Codex

Interested in functions, hooks, classes, or methods? Check out the new WordPress Code Reference!

Talk:WPMS Forums

Why use the wiki rather than the forums?

Andrea_r said in http://mu.wordpress.org/forums/topic.php?id=2039&replies=9#post-12222

   As long as it's correct. :)


Heh. No entirely true... that's the point of the wiki: anyone in the WPMU community can change it to add a comment in the right place, anyone can rearrange it so it reads better, and anyone can create new topics that synthesize previously unconnected thoughts.

Once we have trained each other to use the wiki we collectively grow and garden topics, each able to make things just a "little better".

Its about realising that what you right doesn't have to be complete, just a little useful. And it matters little once everyone looking at it realises that it is a malleable form that is collaboratively shifted to reflect the consolidated conclusion of conversations.

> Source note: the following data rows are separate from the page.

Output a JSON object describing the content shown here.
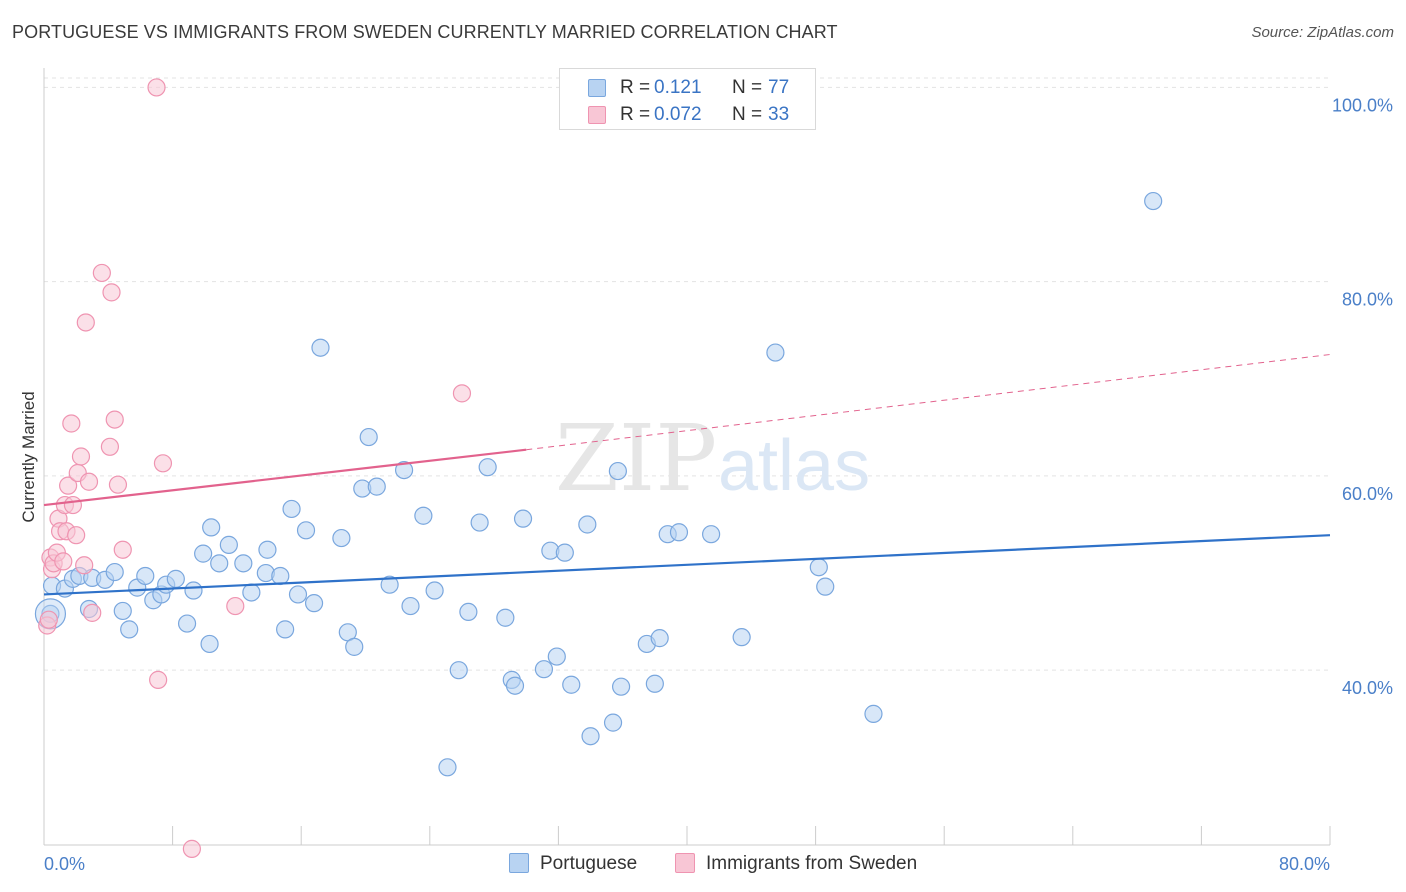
{
  "title": "PORTUGUESE VS IMMIGRANTS FROM SWEDEN CURRENTLY MARRIED CORRELATION CHART",
  "source": "Source: ZipAtlas.com",
  "watermark": {
    "zip": "ZIP",
    "atlas": "atlas"
  },
  "legend_top": [
    {
      "r_label": "R =",
      "r_value": "0.121",
      "n_label": "N =",
      "n_value": "77"
    },
    {
      "r_label": "R =",
      "r_value": "0.072",
      "n_label": "N =",
      "n_value": "33"
    }
  ],
  "legend_bottom": [
    {
      "label": "Portuguese"
    },
    {
      "label": "Immigrants from Sweden"
    }
  ],
  "colors": {
    "portuguese_fill": "#b8d3f2",
    "portuguese_stroke": "#7aa7de",
    "portuguese_line": "#2f72c9",
    "sweden_fill": "#f8c6d5",
    "sweden_stroke": "#ef94b1",
    "sweden_line": "#e2628d",
    "tick_label": "#4a7fc8",
    "grid": "#e3e3e3"
  },
  "chart_data": {
    "type": "scatter",
    "title": "PORTUGUESE VS IMMIGRANTS FROM SWEDEN CURRENTLY MARRIED CORRELATION CHART",
    "xlabel": "",
    "ylabel": "Currently Married",
    "xlim": [
      0,
      80
    ],
    "ylim": [
      22,
      102
    ],
    "x_tick_labels": [
      "0.0%",
      "80.0%"
    ],
    "y_ticks": [
      40,
      60,
      80,
      100
    ],
    "y_tick_labels": [
      "40.0%",
      "60.0%",
      "80.0%",
      "100.0%"
    ],
    "grid": "horizontal dashed",
    "legend_placement": "top-center and bottom",
    "series": [
      {
        "name": "Portuguese",
        "r": 0.121,
        "n": 77,
        "trend": {
          "x": [
            0,
            80
          ],
          "y": [
            47.8,
            53.9
          ]
        },
        "points": [
          [
            0.5,
            48.7
          ],
          [
            0.4,
            45.8
          ],
          [
            1.3,
            48.4
          ],
          [
            1.8,
            49.4
          ],
          [
            2.2,
            49.7
          ],
          [
            2.8,
            46.3
          ],
          [
            3.0,
            49.5
          ],
          [
            3.8,
            49.3
          ],
          [
            4.4,
            50.1
          ],
          [
            4.9,
            46.1
          ],
          [
            5.3,
            44.2
          ],
          [
            5.8,
            48.5
          ],
          [
            6.3,
            49.7
          ],
          [
            6.8,
            47.2
          ],
          [
            7.3,
            47.8
          ],
          [
            7.6,
            48.8
          ],
          [
            8.2,
            49.4
          ],
          [
            8.9,
            44.8
          ],
          [
            9.3,
            48.2
          ],
          [
            9.9,
            52.0
          ],
          [
            10.3,
            42.7
          ],
          [
            10.4,
            54.7
          ],
          [
            10.9,
            51.0
          ],
          [
            11.5,
            52.9
          ],
          [
            12.4,
            51.0
          ],
          [
            12.9,
            48.0
          ],
          [
            13.8,
            50.0
          ],
          [
            13.9,
            52.4
          ],
          [
            14.7,
            49.7
          ],
          [
            15.0,
            44.2
          ],
          [
            15.4,
            56.6
          ],
          [
            15.8,
            47.8
          ],
          [
            16.3,
            54.4
          ],
          [
            16.8,
            46.9
          ],
          [
            17.2,
            73.2
          ],
          [
            18.5,
            53.6
          ],
          [
            18.9,
            43.9
          ],
          [
            19.3,
            42.4
          ],
          [
            19.8,
            58.7
          ],
          [
            20.2,
            64.0
          ],
          [
            20.7,
            58.9
          ],
          [
            21.5,
            48.8
          ],
          [
            22.4,
            60.6
          ],
          [
            22.8,
            46.6
          ],
          [
            23.6,
            55.9
          ],
          [
            24.3,
            48.2
          ],
          [
            25.1,
            30.0
          ],
          [
            25.8,
            40.0
          ],
          [
            26.4,
            46.0
          ],
          [
            27.1,
            55.2
          ],
          [
            27.6,
            60.9
          ],
          [
            28.7,
            45.4
          ],
          [
            29.1,
            39.0
          ],
          [
            29.3,
            38.4
          ],
          [
            29.8,
            55.6
          ],
          [
            31.1,
            40.1
          ],
          [
            31.5,
            52.3
          ],
          [
            31.9,
            41.4
          ],
          [
            32.4,
            52.1
          ],
          [
            32.8,
            38.5
          ],
          [
            33.8,
            55.0
          ],
          [
            34.0,
            33.2
          ],
          [
            35.4,
            34.6
          ],
          [
            35.7,
            60.5
          ],
          [
            35.9,
            38.3
          ],
          [
            37.5,
            42.7
          ],
          [
            38.0,
            38.6
          ],
          [
            38.3,
            43.3
          ],
          [
            38.8,
            54.0
          ],
          [
            39.5,
            54.2
          ],
          [
            41.5,
            54.0
          ],
          [
            43.4,
            43.4
          ],
          [
            45.5,
            72.7
          ],
          [
            48.2,
            50.6
          ],
          [
            48.6,
            48.6
          ],
          [
            51.6,
            35.5
          ],
          [
            69.0,
            88.3
          ]
        ]
      },
      {
        "name": "Immigrants from Sweden",
        "r": 0.072,
        "n": 33,
        "trend": {
          "x": [
            0,
            30
          ],
          "y": [
            57.0,
            62.7
          ]
        },
        "trend_extension": {
          "x": [
            30,
            80
          ],
          "y": [
            62.7,
            72.5
          ]
        },
        "points": [
          [
            0.2,
            44.6
          ],
          [
            0.4,
            51.6
          ],
          [
            0.5,
            50.4
          ],
          [
            0.6,
            51.0
          ],
          [
            0.8,
            52.1
          ],
          [
            0.9,
            55.6
          ],
          [
            1.0,
            54.3
          ],
          [
            1.2,
            51.2
          ],
          [
            1.3,
            57.0
          ],
          [
            1.4,
            54.3
          ],
          [
            1.5,
            59.0
          ],
          [
            1.7,
            65.4
          ],
          [
            1.8,
            57.0
          ],
          [
            2.0,
            53.9
          ],
          [
            2.1,
            60.3
          ],
          [
            2.3,
            62.0
          ],
          [
            2.5,
            50.8
          ],
          [
            2.6,
            75.8
          ],
          [
            2.8,
            59.4
          ],
          [
            3.0,
            45.9
          ],
          [
            3.6,
            80.9
          ],
          [
            4.1,
            63.0
          ],
          [
            4.2,
            78.9
          ],
          [
            4.4,
            65.8
          ],
          [
            4.6,
            59.1
          ],
          [
            4.9,
            52.4
          ],
          [
            7.1,
            39.0
          ],
          [
            7.4,
            61.3
          ],
          [
            9.2,
            21.6
          ],
          [
            11.9,
            46.6
          ],
          [
            26.0,
            68.5
          ],
          [
            7.0,
            100.0
          ],
          [
            0.3,
            45.2
          ]
        ]
      }
    ]
  }
}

Forums such as this, well, the lack of being able to "garden together" really shows up. This comment of mine, for instance, is buried under "WP_USE_MULTIPLE_DB" which is a response to your comment but nothing about the topic subject.

If this was on codex, any person who saw the comment could refactor the text such that it was in the most appropriate place.

Our current advice for newcomers is to "search", which is fine if that newcomer can 1) find the mu search box, 2) be bothered with the extra three clicks 3) know what to search for. Further, that newcomer has currently no opportunity to contribute by helping to restructure what was found other than by creating yet another forum posting.

A problem with all communities is the gap between the existing users and the new ones. Wikis help close that gap by ensuring the fidelity of the content and the meaningfulness of the link names. Fidelity is driven by collective gardening and right-place commenting and meaningfulness is driven from the URL space (slug, in WP terms).